South Asian Genetic Plot

South Asia PCA

Above is a PCA plot constructed with Harappa Gedmatch data for various South Asian ethnic groups. Below are some observations.

  • Bangladeshis form their own interesting cluster, somewhat removed from the South-Asian cline most of these samples fall on. This is due to significant East-Asian admixture, likely from a population somewhere between Tibetans and Burmese. Though not pictured, there are Bangladeshi samples from areas like Chittagong that have so much East-Asian admixture that they are pulled entirely away from the main South-Asian grouping.
  • The difference between Tamils and Malayalis is overstated by this plot, as most of the samples from the former come from low-mid castes, while most of the later is comprised of mid-high castes.
  • Mid-caste Gujaratis cluster near high-caste Malayalis.
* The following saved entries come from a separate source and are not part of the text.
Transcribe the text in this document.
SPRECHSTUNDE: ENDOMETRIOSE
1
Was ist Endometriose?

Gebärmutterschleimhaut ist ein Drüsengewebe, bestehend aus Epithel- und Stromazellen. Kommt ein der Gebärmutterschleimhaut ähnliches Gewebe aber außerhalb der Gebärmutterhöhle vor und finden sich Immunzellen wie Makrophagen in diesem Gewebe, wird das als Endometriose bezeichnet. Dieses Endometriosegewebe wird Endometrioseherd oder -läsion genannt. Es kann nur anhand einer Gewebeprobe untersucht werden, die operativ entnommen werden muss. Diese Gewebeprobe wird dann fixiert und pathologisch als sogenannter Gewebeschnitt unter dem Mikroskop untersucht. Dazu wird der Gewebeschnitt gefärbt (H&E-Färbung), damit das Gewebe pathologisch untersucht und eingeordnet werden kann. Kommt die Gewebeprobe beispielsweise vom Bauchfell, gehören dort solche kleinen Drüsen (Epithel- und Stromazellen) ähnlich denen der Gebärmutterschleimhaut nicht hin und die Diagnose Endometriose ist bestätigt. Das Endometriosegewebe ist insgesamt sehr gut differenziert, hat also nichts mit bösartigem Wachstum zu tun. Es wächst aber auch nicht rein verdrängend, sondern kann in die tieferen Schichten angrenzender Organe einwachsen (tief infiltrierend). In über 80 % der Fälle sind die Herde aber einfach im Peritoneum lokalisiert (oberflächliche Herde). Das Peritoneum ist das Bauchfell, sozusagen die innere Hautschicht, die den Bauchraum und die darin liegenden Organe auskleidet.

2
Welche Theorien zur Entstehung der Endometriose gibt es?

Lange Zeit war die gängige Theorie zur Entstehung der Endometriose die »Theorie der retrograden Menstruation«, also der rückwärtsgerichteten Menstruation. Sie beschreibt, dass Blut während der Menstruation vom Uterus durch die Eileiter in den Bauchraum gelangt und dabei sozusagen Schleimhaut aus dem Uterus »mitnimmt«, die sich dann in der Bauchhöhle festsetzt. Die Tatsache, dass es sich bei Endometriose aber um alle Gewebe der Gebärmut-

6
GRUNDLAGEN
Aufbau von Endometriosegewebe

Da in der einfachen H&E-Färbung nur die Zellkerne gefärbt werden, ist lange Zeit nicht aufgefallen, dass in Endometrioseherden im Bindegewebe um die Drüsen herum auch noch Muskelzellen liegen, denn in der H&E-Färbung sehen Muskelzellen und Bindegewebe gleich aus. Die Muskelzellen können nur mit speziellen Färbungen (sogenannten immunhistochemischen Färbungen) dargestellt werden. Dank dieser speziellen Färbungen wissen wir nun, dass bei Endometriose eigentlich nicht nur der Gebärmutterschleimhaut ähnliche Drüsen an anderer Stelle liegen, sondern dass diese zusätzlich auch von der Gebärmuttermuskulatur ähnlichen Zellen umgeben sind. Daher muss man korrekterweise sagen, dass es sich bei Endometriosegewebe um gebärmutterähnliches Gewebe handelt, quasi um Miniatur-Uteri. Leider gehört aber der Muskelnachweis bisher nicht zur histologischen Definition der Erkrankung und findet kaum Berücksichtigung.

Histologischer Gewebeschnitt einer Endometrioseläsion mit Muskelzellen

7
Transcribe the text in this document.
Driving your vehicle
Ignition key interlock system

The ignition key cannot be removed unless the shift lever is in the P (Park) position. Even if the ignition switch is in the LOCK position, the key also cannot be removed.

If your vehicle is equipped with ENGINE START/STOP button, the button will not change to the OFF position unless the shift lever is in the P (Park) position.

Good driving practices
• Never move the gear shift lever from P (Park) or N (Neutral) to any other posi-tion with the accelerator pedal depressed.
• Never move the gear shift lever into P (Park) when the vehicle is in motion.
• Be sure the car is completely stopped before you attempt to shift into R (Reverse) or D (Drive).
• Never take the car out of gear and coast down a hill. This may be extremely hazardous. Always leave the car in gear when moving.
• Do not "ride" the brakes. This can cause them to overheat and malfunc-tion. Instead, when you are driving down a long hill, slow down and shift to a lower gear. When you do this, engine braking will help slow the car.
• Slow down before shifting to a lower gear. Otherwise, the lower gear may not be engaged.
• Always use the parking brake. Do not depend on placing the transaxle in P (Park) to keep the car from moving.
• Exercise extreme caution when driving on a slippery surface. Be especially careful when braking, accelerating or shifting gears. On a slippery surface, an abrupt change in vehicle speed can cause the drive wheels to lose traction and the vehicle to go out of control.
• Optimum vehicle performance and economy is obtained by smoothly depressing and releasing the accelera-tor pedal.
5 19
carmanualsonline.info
Kshatriyas and certain commercial castes like the Ghanchi (of which Narendra Modi is a member) bridge the gap from the South to North-West, while the Brahmans cluster right with the main Punjabi group.
  • Also interesting to note that Gujarati upper-castes are the most Western-shifted of all North-Indian groups, likely due to their comparatively high Iranian Hunter-Gatherer (HG) admixture from the IVC days. As an example, the main UP Brahman cluster is not with Gujarati Brahman group, but near the Gujarati Kshatriya/Commercial group mentioned above.
  • The Pakistani Punjabi group is a combination of Jatt and Arain individuals, and quite representative of where the bulk (about 2/3rds) of the Muslim Punjabi population clusters. The most Western-shifted samples are near Pashtuns, while the Southern-shifted samples are adjacent to where Punjabi Chamars are found.
  • The Pakistani Pashtun samples are from Kurram and Swat, and look pretty much as we would expect, connecting Punjabis with Afghan Pashtuns. I think its likely those Pak-Pashtun samples clustering with Punjabis are from the KPK lowlands adjacent to the Indus, while those closer to certain Afghan Pashtuns are more representative of the highlands and tribal areas.
  • Afghan Pashtun samples were screened out if they had too much East-Asian admixture pulling them away from the plot, but we can still observe the affect of the Turkic migrations on the region, as some of the samples are being shifted a bit out and to the left (towards Uzbeks and to a lesser extent Mongols).
  • The Balochis seem the most distinct out of these populations genetically, though you do get some overlap when plotting Sindhis with them. They are generally characterized by very high Iranian HG, without the later Aryan admixture seen in Pashtuns and Punjabis. They do seem to have significant levels of Arab ancestry, and a few samples even had to be screened out due to being quite high in African admixture. I might make a plot later to see how they differ from Brahui and Makrani samples.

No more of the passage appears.